The following chivalrous actions offer some ideas for a gentlemen on how to behave in the presence of a lady without the risk of offending her sensibilities.
Buy her flowers....
....but don't overdo it.
Buying flowers is a very traditional approach to courtship and will almost always make a positive impression. Whether you choose to present them in person or have them delivered a floral arrangement will be received with a smile.
But, be warned. Sending flowers after a first date or on special occasions may earn you 'love points', however sending a dozen red roses every day for a week to her workplace will just become annoying, and is just plain creepy.
By all means, send flowers. But remember, sometimes less is more.
Open the door for her....
....but watch that it doesn't swing back and hit you in the face.
Opening the door for a lady is a gentlemanly gesture that is best done in a manner that does not convey a sense of male superiority. You are simply giving her the option to go first. Your method of delivery will be the difference between gracious acceptance or brash refusal.
There is no need to extend your arm out like an unfurling wing and exclaim, "Please, after you!". An understated nod of the head will suffice and is enough to show respect and avoid a potentially nasty confrontation.
By all means, open the door for her. But remember, a door can swing both ways.
Offer to pick up the bill for dinner....
....but don't make a big deal if she refuses.
A common offering, particularly early on in a relationship, is for the man to pay the bill for dinner. This has the potential to be very insulting to the woman who can feel that she is seen as not having the capacity to pay her own way. This is generally not the intent of the male who is simply out to impress.

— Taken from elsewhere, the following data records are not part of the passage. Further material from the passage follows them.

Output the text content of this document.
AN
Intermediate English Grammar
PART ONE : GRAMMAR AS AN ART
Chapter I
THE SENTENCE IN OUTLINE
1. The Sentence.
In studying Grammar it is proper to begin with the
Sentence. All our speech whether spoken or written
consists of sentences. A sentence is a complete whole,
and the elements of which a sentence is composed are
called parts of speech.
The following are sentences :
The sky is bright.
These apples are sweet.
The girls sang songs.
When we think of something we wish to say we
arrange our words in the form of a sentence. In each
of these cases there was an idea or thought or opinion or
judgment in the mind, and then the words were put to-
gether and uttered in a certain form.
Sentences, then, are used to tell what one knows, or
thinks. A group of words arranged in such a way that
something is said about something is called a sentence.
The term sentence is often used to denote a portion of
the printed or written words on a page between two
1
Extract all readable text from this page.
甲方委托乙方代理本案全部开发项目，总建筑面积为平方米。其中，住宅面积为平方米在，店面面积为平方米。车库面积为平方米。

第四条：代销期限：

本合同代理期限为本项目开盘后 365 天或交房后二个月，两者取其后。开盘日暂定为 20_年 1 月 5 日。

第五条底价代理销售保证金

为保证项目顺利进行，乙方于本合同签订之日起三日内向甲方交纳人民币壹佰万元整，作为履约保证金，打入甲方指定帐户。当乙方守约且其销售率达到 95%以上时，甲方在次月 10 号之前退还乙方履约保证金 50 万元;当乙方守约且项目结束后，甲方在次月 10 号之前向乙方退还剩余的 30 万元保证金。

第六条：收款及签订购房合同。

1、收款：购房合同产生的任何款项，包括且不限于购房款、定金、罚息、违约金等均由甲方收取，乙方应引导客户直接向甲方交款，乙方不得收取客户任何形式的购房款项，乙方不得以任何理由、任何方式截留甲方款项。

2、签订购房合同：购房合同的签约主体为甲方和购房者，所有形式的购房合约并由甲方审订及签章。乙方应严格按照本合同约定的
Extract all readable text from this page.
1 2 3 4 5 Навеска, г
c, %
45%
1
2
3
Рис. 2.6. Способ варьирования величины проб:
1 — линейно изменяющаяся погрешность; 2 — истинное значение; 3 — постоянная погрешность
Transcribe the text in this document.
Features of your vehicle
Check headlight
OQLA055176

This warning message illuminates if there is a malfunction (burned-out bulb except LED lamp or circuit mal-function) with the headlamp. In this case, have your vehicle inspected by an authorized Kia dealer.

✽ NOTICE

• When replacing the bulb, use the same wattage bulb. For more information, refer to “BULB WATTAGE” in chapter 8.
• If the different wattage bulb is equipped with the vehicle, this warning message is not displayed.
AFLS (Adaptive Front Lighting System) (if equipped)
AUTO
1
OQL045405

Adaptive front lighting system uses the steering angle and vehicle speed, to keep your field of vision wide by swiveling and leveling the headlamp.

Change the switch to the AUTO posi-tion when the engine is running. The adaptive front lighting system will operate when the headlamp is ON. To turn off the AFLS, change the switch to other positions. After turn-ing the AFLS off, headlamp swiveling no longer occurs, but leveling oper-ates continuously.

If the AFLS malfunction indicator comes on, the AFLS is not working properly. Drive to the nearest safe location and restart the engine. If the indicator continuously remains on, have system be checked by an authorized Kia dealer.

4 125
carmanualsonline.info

The best approach is to offer to pay but do not be offended if you are refused. Providing her with the option is always a nice gesture however, if it turns into a power struggle then it can be counter productive. Split the bill instead or, as a cheeky approach to secure another date, say that you will pick up the tab this time and she can pay next time.
By all means, offer to pay for her dinner. But remember, sharing is caring.
Compliment her appearance....
....but don't be condescending.
Everyone loves to be complimented. There is a reason that we want to look our best when we are trying to impress someone of the opposite sex. The laws of attraction require us to be visually excited by a prospective partner. Of course, this is not the only element for a successful union so, although it is polite to acknowledge her appearance, it is crucial not to overplay its importance.
A simple, "You look amazing", or, "I love the way you look in that dress", is an acknowledgement that she has gone to some effort in preparing for your evening together. There is no need to overdo your reaction. A simple statement of appreciation is all that is needed to convey your feelings.
By all means, say how wonderful she looks. But remember, it's rude to salivate.
Get down on one knee to propose....
....but choose your moment carefully.
A romantic proposal is a true gentlemanly gesture that marks, potentially, the start of a life committed to each other. It is important to get it right. As you have gotten to know each other you should have become aware of her personality traits, likes and dislikes.
Choose the location of the proposal carefully. Would she appreciate a public proposal or would a private affair be more favourably received? The object here is to receive a positive response, not to make it a grand event where you are the centre of attention. Take some time to think about the type of person she is and how she would react to your chosen method of delivery.
By all means, propose marriage. But remember, perfect planning prevents potentially poor performance.